Explanation: **Explanation:** **Hürthle cell carcinoma (HCC)** is traditionally classified as a variant of **Follicular Thyroid Carcinoma (FTC)** [1]. It is characterized by a predominance (>75%) of Hürthle cells (oncocytes), which are large, polygonal cells with abundant, granular, eosinophilic cytoplasm. This appearance is due to the massive accumulation of dysfunctional mitochondria. Like FTC, the diagnosis of HCC requires evidence of capsular or vascular invasion, as it cannot be distinguished from Hürthle cell adenoma by fine-needle aspiration (FNA) alone [1]. **Analysis of Options:** * **Follicular Carcinoma (Correct):** HCC shares the same growth patterns and metastatic behavior (hematogenous spread to bone/lungs) as FTC [2]. However, it is often more aggressive, more likely to metastasize to lymph nodes, and less likely to take up radioactive iodine. * **Medullary Carcinoma:** This arises from parafollicular C-cells (secreting calcitonin) and is associated with amyloid stroma and MEN 2 syndromes [2]. It does not feature Hürthle cells. * **Papillary Carcinoma:** While Hürthle cell changes can occasionally occur in Papillary Thyroid Carcinoma (PTC), the defining features of PTC are nuclear (Orphan Annie eyes, pseudoinclusions, grooves) and architectural (papillae, Psammoma bodies). * **Anaplastic Carcinoma:** This is an undifferentiated, highly aggressive tumor.
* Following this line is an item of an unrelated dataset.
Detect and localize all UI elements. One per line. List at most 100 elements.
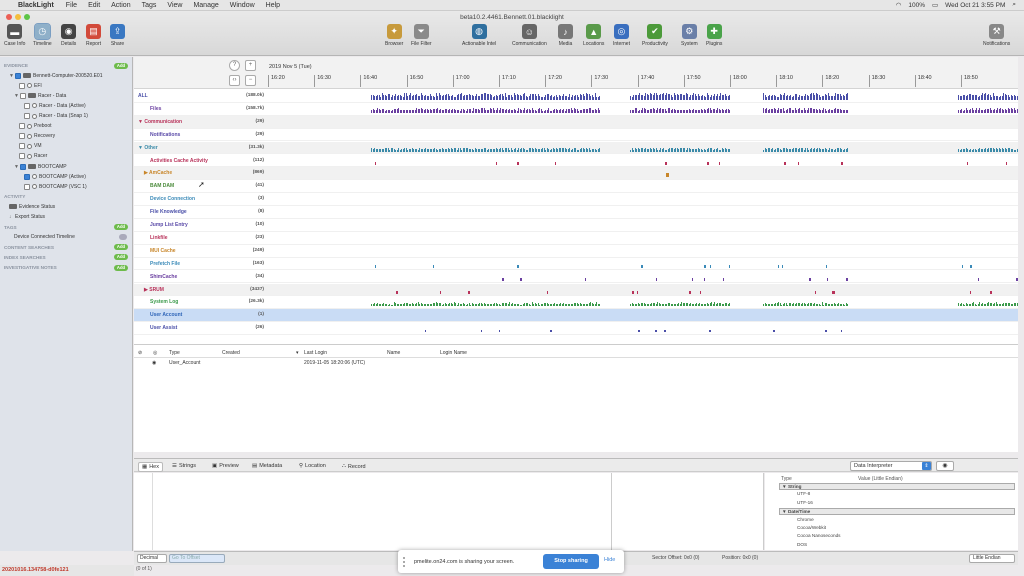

While it may arise from differentiated cancers, it lacks the specific mitochondrial-rich follicular morphology of Hürthle cells. **High-Yield Clinical Pearls for NEET-PG:** * **Mitochondria:** The eosinophilic granularity of Hürthle cells is due to **mitochondrial hyperplasia**. * **Iodine Uptake:** Hürthle cell tumors are generally **non-avid** for Radioiodine (I-131) compared to classic FTC. * **Genetics:** Often associated with mitochondrial DNA mutations and losses of chromosomes 7 and 12. * **Staining:** Hürthle cells stain positive for **Thyroglobulin** (unlike Medullary carcinoma). **References:** [1] Kumar V, Abbas AK, et al.. Robbins and Cotran Pathologic Basis of Disease. 9th ed. The Endocrine System, pp. 1100-1101. [2] Cross SS. Underwood's Pathology: A Clinical Approach. 6th ed. Common Clinical Problems From Liver And Biliary System Disease, pp. 428-429.